Maggie’s heart began its unsteady rattle inside her chest once more. “I—” She glanced nervously over her shoulder, but it wasn’t Hill she was worried about. It was her bed, a very large, comfortable four-poster, looming just a few yards away. “It’s just that …”
Jeremy held out both of his hands. Even in the moonlight, they still looked menacingly large and masculine to Maggie. “If it’s these you’re afraid of,” he said amiably, “they’ll stay in my trouser pockets. I swear it.”
Maggie stuck out her chin. “I’m not afraid of you,” she lied contemptuously.
“Oh, I know,” Jeremy said with a smug smile. “I’ve got the bruises to show it. So if that’s the case, why not let me in?”
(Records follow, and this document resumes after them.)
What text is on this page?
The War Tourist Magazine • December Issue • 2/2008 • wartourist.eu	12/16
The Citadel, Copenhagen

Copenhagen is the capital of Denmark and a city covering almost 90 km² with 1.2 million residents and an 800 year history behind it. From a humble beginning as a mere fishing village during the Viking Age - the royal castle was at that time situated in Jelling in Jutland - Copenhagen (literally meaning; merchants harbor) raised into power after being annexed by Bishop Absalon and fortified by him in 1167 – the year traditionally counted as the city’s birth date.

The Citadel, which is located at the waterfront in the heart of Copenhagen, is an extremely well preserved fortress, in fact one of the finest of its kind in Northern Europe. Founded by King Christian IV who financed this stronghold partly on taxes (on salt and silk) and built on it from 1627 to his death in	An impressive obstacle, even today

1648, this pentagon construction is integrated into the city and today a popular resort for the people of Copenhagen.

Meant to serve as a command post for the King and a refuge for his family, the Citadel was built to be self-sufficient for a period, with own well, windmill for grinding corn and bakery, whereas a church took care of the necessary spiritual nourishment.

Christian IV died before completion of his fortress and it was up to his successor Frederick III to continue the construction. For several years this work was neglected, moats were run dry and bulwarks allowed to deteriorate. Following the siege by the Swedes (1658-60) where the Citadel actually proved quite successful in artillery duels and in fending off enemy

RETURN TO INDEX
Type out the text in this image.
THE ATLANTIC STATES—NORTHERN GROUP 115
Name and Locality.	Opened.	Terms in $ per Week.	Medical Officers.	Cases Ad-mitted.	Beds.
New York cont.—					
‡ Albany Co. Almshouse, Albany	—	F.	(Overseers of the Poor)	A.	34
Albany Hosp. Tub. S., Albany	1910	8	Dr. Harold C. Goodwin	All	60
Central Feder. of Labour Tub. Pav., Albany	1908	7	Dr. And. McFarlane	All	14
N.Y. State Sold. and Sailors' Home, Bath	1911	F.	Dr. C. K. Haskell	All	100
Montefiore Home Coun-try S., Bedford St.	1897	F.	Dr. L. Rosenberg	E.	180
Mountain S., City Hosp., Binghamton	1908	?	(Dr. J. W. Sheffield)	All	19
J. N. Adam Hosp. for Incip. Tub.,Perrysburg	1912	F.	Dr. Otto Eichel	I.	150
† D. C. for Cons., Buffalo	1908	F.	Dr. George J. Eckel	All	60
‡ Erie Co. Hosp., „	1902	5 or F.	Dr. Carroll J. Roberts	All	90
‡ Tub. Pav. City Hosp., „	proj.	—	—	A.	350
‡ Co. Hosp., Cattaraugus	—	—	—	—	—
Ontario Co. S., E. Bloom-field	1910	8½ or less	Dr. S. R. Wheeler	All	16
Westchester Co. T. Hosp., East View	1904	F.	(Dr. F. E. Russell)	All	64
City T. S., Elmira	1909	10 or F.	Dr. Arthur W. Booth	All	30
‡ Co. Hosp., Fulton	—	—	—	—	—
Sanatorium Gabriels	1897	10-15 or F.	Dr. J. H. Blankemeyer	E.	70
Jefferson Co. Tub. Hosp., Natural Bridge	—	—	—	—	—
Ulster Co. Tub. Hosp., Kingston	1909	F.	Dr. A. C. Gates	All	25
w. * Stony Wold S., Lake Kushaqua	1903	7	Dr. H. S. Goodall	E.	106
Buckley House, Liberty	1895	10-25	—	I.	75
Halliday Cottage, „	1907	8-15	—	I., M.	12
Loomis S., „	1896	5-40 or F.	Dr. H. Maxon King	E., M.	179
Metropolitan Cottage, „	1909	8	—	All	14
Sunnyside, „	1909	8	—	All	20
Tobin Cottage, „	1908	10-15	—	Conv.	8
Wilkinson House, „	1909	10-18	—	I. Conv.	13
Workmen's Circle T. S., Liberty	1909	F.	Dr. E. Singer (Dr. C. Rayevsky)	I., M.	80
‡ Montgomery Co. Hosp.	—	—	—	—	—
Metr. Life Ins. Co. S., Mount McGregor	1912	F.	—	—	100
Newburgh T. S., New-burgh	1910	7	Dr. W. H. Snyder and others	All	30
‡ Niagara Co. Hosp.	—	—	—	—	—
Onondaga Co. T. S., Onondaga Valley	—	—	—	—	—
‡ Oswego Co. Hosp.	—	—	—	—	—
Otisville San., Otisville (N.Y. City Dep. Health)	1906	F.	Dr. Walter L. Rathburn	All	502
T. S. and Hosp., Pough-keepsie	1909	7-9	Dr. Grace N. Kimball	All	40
It was a challenge. Maggie could not back down from it, and still retain what little honor she had left. So, eyeing him distrustfully, Maggie called, over her shoulder, “Hill?”
From the depths of her dressing room came a muffled, “Yes, miss?”
Keeping a careful eye on the man on her terrace, Maggie asked, “Hill, would you be so good as to leave the rest until tomorrow? I’m afraid I’ve developed a headache. I want to go to bed now.”
Behind her, the middle-aged maid popped her head out from the dressing room. “A headache, miss?”
Belatedly, Maggie realized her excuse had not been a good one. Miss Margaret Herbert had never been ill a day in her life, and the entire staff at Herbert Park knew it.